Anyway, that is water under the bridge. I hate drama and I won't participate. But his persistence in putting me down is starting to make my skin crawl. In his review (and thank you to all my supporters who put themselves out there and stuck up for me, you definitely made me feel special), he continuously makes insulting references about my size.

Look, I'm not a BBW....I might be guilty of loving Dr. Pepper, I may eat too many ice cream sandwhichs, but enough already. I love me, I won't lose weight for anyone else but myself and frankly, I like my size. I feel like his is trying to deliver a low blow because he's upset about me not wanting to see him, coupled with what my supporters had to say.I just want him to leave me alone. I've never been involved in "board drama." Life is too short, but he is trying my patience.
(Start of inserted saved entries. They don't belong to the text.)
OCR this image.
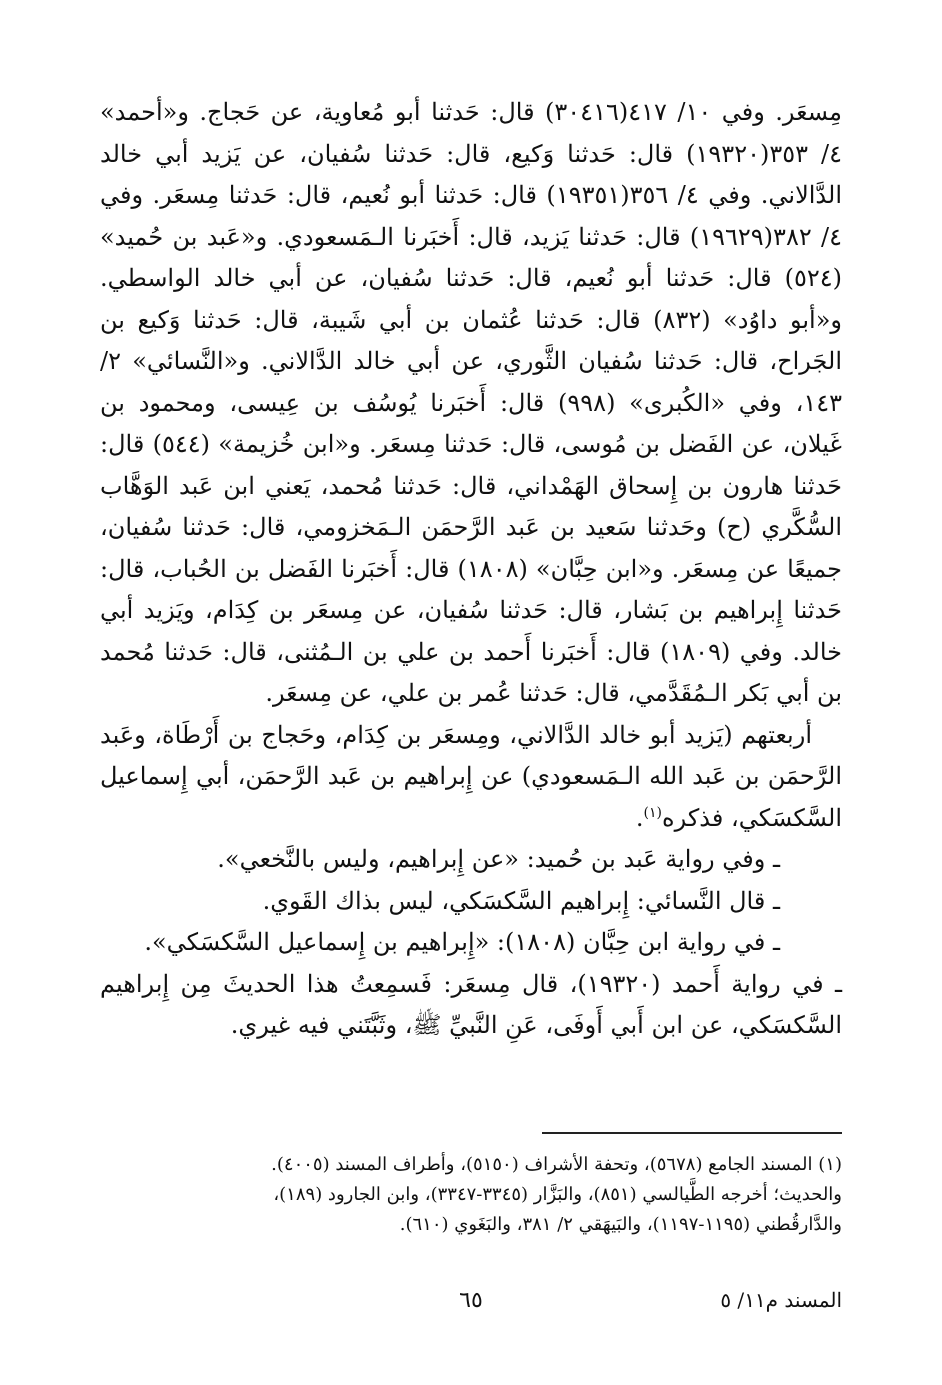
مِسعَر. وفي ١٠/ ٤١٧(٣٠٤١٦) قال: حَدثنا أبو مُعاوية، عن حَجاج. و«أحمد» ٤/ ٣٥٣(١٩٣٢٠) قال: حَدثنا وَكيع، قال: حَدثنا سُفيان، عن يَزيد أبي خالد الدَّالاني. وفي ٤/ ٣٥٦(١٩٣٥١) قال: حَدثنا أبو نُعيم، قال: حَدثنا مِسعَر. وفي ٤/ ٣٨٢(١٩٦٢٩) قال: حَدثنا يَزيد، قال: أَخبَرنا الـمَسعودي. و«عَبد بن حُميد» (٥٢٤) قال: حَدثنا أبو نُعيم، قال: حَدثنا سُفيان، عن أبي خالد الواسطي. و«أبو داوُد» (٨٣٢) قال: حَدثنا عُثمان بن أبي شَيبة، قال: حَدثنا وَكيع بن الجَراح، قال: حَدثنا سُفيان الثَّوري، عن أبي خالد الدَّالاني. و«النَّسائي» ٢/ ١٤٣، وفي «الكُبرى» (٩٩٨) قال: أَخبَرنا يُوسُف بن عِيسى، ومحمود بن غَيلان، عن الفَضل بن مُوسى، قال: حَدثنا مِسعَر. و«ابن خُزيمة» (٥٤٤) قال: حَدثنا هارون بن إِسحاق الهَمْداني، قال: حَدثنا مُحمد، يَعني ابن عَبد الوَهَّاب السُّكَّري (ح) وحَدثنا سَعيد بن عَبد الرَّحمَن الـمَخزومي، قال: حَدثنا سُفيان، جميعًا عن مِسعَر. و«ابن حِبَّان» (١٨٠٨) قال: أَخبَرنا الفَضل بن الحُباب، قال: حَدثنا إِبراهيم بن بَشار، قال: حَدثنا سُفيان، عن مِسعَر بن كِدَام، ويَزيد أبي خالد. وفي (١٨٠٩) قال: أَخبَرنا أَحمد بن علي بن الـمُثنى، قال: حَدثنا مُحمد بن أبي بَكر الـمُقَدَّمي، قال: حَدثنا عُمر بن علي، عن مِسعَر.

أربعتهم (يَزيد أبو خالد الدَّالاني، ومِسعَر بن كِدَام، وحَجاج بن أَرْطَاة، وعَبد الرَّحمَن بن عَبد الله الـمَسعودي) عن إِبراهيم بن عَبد الرَّحمَن، أبي إِسماعيل السَّكسَكي، فذكره$^{(١)}$.

ـ وفي رواية عَبد بن حُميد: «عن إِبراهيم، وليس بالنَّخعي».

ـ قال النَّسائي: إِبراهيم السَّكسَكي، ليس بذاك القَوي.

ـ في رواية ابن حِبَّان (١٨٠٨): «إِبراهيم بن إِسماعيل السَّكسَكي».

ـ في رواية أَحمد (١٩٣٢٠)، قال مِسعَر: فَسمِعتُ هذا الحديثَ مِن إِبراهيم السَّكسَكي، عن ابن أَبي أَوفَى، عَنِ النَّبيِّ ﷺ، وثَبَّتَني فيه غيري.

(١) المسند الجامع (٥٦٧٨)، وتحفة الأشراف (٥١٥٠)، وأطراف المسند (٤٠٠٥).

والحديث؛ أخرجه الطَّيالسي (٨٥١)، والبَزَّار (٣٣٤٥-٣٣٤٧)، وابن الجارود (١٨٩)،

والدَّارقُطني (١١٩٥-١١٩٧)، والبَيهَقي ٢/ ٣٨١، والبَغَوي (٦١٠).

المسند م١١/ ٥
٦٥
People that know me know I'm very sweet, and I'd give the shirt off my back to help someone in need. I'm tired of bullies. I don't want to get involved in all the politics behind it, but he leaves me no choice, right? What should I do?
motocrossman39's Avatar
Hey Zoey; i see that you have 2 choices;
1. Notify the Moderators, let them sort out the review situation-
2. Leave it alone and just go on....

Just my 2 cents dear!
Moto
P.S. I think your HOT, no weight reduction required!!!
Bestman200600's Avatar
Zoey:

If he continues to harass you or stalk your posting notify the mods and let them take care of it. There are trouble makers out there. Take care babe.
Take it from me hun, just walk away. Let him think what he wants and the others will find out the truth and know you for who you are.
  • Tabby
  • 02-17-2010, 07:11 PM
see I have, they know about the situation, not about his recent antics...I chose to do both the first time. I PMed the harassing party I told him myself that if he did not back off, I would request something be serious done. I just want him to stop making negative, rude comments and/or getting his friends to agree with his biased opinions. I'm a good provider and a strong woman, but this shit is what scares off good established providers and new talent. It takes away from the beauty of the experience. If I wanted to hear something negative about myself, I'd call my ex husband (ha! Sorry tryin to lighten things up a bit). I was just hoping someone would have a better option I hadn't thought of yet.
  • Tabby
  • 02-17-2010, 07:13 PM
You mean I should let him continue to be my cheerleader from hell?
Zoey,

Please PM me the information pertaining to this and I will look into it. For now, I will close this thread as all that need be said has been said.

Please return to your previously scheduling hobbying, nothing more to see here.